Greek Fest kicked off its annual weekend in Knoxville on Friday.
St. George’s Greek Orthodox Church hosts three days of celebrating Greek culture and a chance to experience tradition that’s been passed down in the church for years.
"We know how to party, and we know how to be loud,” said Grace Vallante. “And when those things combine, you have Greek Fest.”
"None of this would be here today if it weren't for the older generation of this community,” said Grace’s mother Artemis Dedes. “They are the backbone.”
That backbone includes Artemis’ mother and Grace’s grandmother, Sophia Tampasis. A Greek immigrant, Sophia is one of the cooks behind the delicious Greek treats.

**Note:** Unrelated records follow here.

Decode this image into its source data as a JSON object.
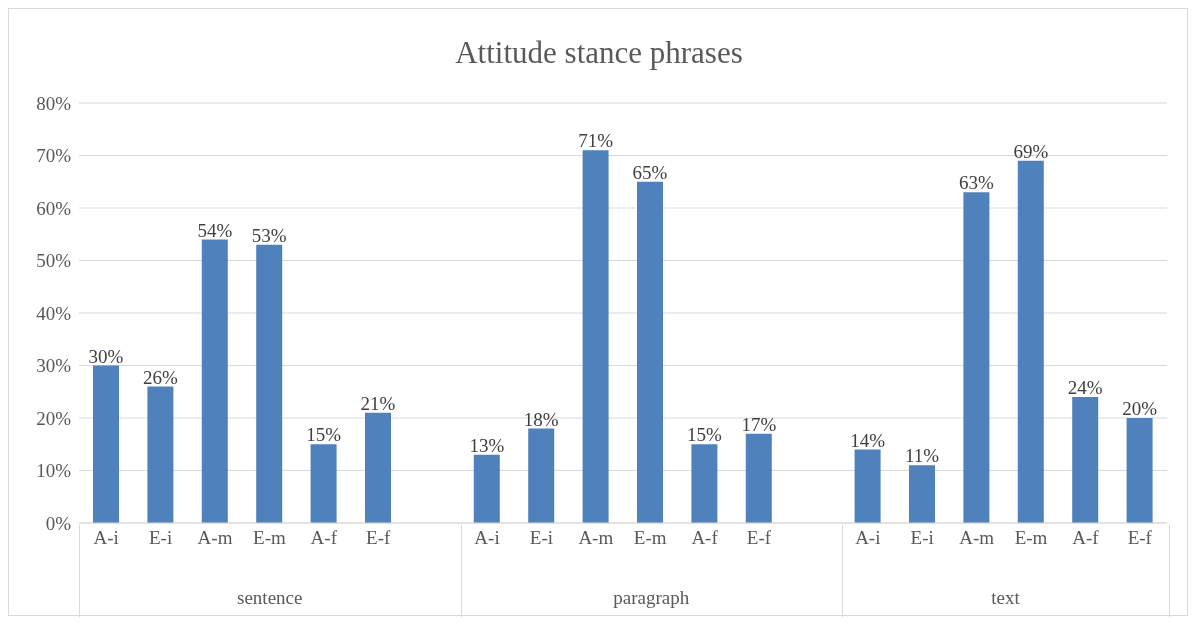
{
  "chart_data": {
    "type": "bar",
    "title": "Attitude stance phrases",
    "categories": [
      "A-i",
      "E-i",
      "A-m",
      "E-m",
      "A-f",
      "E-f",
      null,
      "A-i",
      "E-i",
      "A-m",
      "E-m",
      "A-f",
      "E-f",
      null,
      "A-i",
      "E-i",
      "A-m",
      "E-m",
      "A-f",
      "E-f"
    ],
    "values": [
      30,
      26,
      54,
      53,
      15,
      21,
      null,
      13,
      18,
      71,
      65,
      15,
      17,
      null,
      14,
      11,
      63,
      69,
      24,
      20
    ],
    "value_labels": [
      "30%",
      "26%",
      "54%",
      "53%",
      "15%",
      "21%",
      null,
      "13%",
      "18%",
      "71%",
      "65%",
      "15%",
      "17%",
      null,
      "14%",
      "11%",
      "63%",
      "69%",
      "24%",
      "20%"
    ],
    "color": "#4f81bd",
    "annotations": [
      "sentence",
      "paragraph",
      "text"
    ],
    "ylim": [
      0,
      80
    ],
    "yticks": [
      {
        "value": 0,
        "label": "0%"
      },
      {
        "value": 10,
        "label": "10%"
      },
      {
        "value": 20,
        "label": "20%"
      },
      {
        "value": 30,
        "label": "30%"
      },
      {
        "value": 40,
        "label": "40%"
      },
      {
        "value": 50,
        "label": "50%"
      },
      {
        "value": 60,
        "label": "60%"
      },
      {
        "value": 70,
        "label": "70%"
      },
      {
        "value": 80,
        "label": "80%"
      }
    ],
    "grid": "y",
    "legend": false
  }
}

"Oh, she's quite the woman, she's very funny, she will always keep you laughing,” said Grace.
As Sophia has worked to prepare the food the last few weeks, she had Grace by her side.
“She's probably the best cook I know,” said Grace.
Many of the “yia yias” or grandmothers teach cooking skills to the younger ladies in the church.
"They do not complain one bit and are more than happy to teach the younger generation how to get it done,” said Artemis.
Since Grace was young, the 17-year-old has learned about her Greek heritage from her yia yia.
"It's fun seeing the recipes that were handed down from when she was in Greece and baking them with her,” said Grace.
Each Greek Fest brings change and a need to pass along those lessons.
"A lot of women, older women pass away these years, and we miss them very much. They did a good job and we learn from them, and so the new generation is going to learn from us,” said Sophia.
Sometimes the most important lessons can't be taught in a kitchen or on a dance floor. They are taught by spending time with family at events like Greek Fest.